"Jimmy had a real good year last year," 49ers coach Kyle Shanahan told The Athletic's Tim Kawakami on "The TK Show" earlier this week. "I expect him to continue to get better. I don't think he has achieved his ceiling yet. Last year was his first year ever going through a full season as a quarterback. He hadn't played longer than five games, I think, in a year prior to that.
"He had some ups and downs, but I think he finished the second half of the year playing so much better than the first half of the year. Didn't have to do a lot in the playoffs, but I can't wait to get back, where he's not worrying about an ACL all offseason either."

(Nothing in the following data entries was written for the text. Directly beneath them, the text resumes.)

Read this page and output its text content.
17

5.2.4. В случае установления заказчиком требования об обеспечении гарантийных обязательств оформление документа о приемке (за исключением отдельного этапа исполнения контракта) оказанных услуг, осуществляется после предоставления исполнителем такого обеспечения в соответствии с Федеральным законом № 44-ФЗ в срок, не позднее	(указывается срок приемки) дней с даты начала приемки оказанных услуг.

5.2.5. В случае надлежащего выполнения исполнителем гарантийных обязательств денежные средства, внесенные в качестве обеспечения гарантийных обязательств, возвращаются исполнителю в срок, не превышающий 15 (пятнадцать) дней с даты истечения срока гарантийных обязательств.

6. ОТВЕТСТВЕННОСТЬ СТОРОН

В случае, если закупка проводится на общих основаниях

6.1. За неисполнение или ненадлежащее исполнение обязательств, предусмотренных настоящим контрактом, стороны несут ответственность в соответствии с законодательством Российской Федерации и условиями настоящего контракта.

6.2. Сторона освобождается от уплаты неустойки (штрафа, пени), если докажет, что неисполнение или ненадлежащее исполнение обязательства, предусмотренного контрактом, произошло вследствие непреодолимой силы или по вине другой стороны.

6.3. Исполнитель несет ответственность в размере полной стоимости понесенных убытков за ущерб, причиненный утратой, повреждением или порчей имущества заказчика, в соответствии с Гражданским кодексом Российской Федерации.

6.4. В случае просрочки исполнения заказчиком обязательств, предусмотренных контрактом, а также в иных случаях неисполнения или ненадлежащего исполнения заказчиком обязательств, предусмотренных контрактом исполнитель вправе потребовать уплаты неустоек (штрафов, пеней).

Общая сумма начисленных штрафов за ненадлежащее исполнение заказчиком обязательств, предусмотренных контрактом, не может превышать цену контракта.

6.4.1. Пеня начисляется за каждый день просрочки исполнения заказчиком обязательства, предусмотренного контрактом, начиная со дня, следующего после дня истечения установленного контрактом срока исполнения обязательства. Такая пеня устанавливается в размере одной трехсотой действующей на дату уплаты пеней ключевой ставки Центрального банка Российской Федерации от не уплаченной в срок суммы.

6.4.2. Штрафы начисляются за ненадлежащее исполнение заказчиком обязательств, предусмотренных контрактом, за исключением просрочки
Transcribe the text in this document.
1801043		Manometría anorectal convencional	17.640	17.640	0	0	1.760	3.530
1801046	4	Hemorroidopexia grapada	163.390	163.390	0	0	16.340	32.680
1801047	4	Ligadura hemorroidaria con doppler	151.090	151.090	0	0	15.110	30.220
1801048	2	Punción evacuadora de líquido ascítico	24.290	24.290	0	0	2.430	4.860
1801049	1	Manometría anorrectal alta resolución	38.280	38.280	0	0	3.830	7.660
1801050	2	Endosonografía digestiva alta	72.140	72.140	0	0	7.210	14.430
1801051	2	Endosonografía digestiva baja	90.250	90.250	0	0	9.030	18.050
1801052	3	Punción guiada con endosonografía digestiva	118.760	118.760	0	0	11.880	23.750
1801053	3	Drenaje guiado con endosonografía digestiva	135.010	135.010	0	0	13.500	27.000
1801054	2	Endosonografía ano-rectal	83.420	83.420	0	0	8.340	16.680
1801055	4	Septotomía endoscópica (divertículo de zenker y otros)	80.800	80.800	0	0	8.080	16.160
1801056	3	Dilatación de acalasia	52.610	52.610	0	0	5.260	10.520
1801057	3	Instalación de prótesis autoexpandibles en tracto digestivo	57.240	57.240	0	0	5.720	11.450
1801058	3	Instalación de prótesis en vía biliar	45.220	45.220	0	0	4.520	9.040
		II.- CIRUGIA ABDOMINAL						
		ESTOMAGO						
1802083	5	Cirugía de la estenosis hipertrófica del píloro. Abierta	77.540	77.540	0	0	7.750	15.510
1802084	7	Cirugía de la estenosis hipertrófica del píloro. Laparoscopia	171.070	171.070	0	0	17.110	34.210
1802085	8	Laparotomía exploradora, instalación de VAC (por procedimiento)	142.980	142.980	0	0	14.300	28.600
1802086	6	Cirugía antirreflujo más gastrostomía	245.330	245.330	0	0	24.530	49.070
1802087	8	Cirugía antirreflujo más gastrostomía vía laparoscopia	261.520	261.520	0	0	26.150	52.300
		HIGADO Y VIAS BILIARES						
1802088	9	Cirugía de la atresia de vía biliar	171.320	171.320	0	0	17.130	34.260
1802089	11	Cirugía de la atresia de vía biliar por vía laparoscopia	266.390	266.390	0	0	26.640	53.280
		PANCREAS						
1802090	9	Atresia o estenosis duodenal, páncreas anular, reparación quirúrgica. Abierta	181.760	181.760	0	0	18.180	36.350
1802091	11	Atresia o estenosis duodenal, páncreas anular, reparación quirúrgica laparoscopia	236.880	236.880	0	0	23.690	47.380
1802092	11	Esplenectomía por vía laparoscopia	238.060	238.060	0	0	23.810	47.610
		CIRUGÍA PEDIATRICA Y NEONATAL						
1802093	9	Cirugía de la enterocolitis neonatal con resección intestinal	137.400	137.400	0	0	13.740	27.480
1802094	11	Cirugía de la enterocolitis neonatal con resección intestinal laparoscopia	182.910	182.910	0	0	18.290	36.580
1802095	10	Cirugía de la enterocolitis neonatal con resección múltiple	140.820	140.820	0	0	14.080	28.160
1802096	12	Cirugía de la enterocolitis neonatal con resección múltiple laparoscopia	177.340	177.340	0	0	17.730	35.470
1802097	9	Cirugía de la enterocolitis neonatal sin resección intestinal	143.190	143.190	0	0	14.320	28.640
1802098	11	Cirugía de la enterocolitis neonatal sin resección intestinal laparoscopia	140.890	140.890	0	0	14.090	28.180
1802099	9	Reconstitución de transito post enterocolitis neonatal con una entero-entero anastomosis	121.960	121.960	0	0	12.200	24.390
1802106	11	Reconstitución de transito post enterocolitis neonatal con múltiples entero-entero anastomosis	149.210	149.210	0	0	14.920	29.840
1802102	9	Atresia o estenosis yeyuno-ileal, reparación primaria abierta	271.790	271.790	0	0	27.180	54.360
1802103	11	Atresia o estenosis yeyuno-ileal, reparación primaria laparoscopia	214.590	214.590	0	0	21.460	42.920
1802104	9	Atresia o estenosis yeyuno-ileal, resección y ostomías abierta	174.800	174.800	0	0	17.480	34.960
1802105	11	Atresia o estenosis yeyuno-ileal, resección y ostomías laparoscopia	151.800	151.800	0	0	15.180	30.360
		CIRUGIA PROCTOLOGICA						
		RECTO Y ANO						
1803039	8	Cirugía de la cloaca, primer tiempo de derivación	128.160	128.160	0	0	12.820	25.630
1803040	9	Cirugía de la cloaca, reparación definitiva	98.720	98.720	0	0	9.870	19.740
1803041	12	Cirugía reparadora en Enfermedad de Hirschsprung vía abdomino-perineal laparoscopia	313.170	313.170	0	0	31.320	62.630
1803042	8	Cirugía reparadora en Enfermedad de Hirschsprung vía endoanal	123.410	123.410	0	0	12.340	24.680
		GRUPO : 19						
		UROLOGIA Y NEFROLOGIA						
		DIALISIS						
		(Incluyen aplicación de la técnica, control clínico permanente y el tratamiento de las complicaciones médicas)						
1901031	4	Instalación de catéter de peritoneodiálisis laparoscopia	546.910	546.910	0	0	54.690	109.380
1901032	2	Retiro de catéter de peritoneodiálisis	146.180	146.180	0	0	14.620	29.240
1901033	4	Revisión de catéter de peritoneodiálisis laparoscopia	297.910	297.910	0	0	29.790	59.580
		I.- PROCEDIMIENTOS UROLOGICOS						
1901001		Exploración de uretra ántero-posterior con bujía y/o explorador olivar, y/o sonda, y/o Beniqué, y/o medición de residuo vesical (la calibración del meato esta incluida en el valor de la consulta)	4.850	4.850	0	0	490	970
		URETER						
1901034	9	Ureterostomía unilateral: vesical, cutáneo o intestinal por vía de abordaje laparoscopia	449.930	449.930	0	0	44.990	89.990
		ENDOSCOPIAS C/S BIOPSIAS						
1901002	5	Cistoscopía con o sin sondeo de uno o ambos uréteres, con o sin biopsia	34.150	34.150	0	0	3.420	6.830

Garoppolo took some time to shake off all of the rust, but he was in top form by the time the 49ers reached the midway point of their 2019 season. From Week 8 on until the end of the regular season, he threw for 2,489 yards and 18 touchdowns, with only six interceptions. Shanahan expects him to continue improving in 2020, and there's reason to believe Garoppolo could make an MVP-like leap based on past history.
Before Shanahan led the 49ers to the Super Bowl, he did the same in his second season as the Atlanta Falcons' offensive coordinator in 2016. His quarterback there, Matt Ryan, significantly improved from his first full season under Shanahan's tutelage to the next.
As Pro Football Focus' Jeff Deeney noted, Ryan's numbers improved across the board in his second season with Shanahan, throwing for nearly 400 more yards, 17 additional touchdowns and nine fewer interceptions, while posting what was by far the best quarterback rating and yards-per-attempt average of his career. He was named a First-Team All-Pro.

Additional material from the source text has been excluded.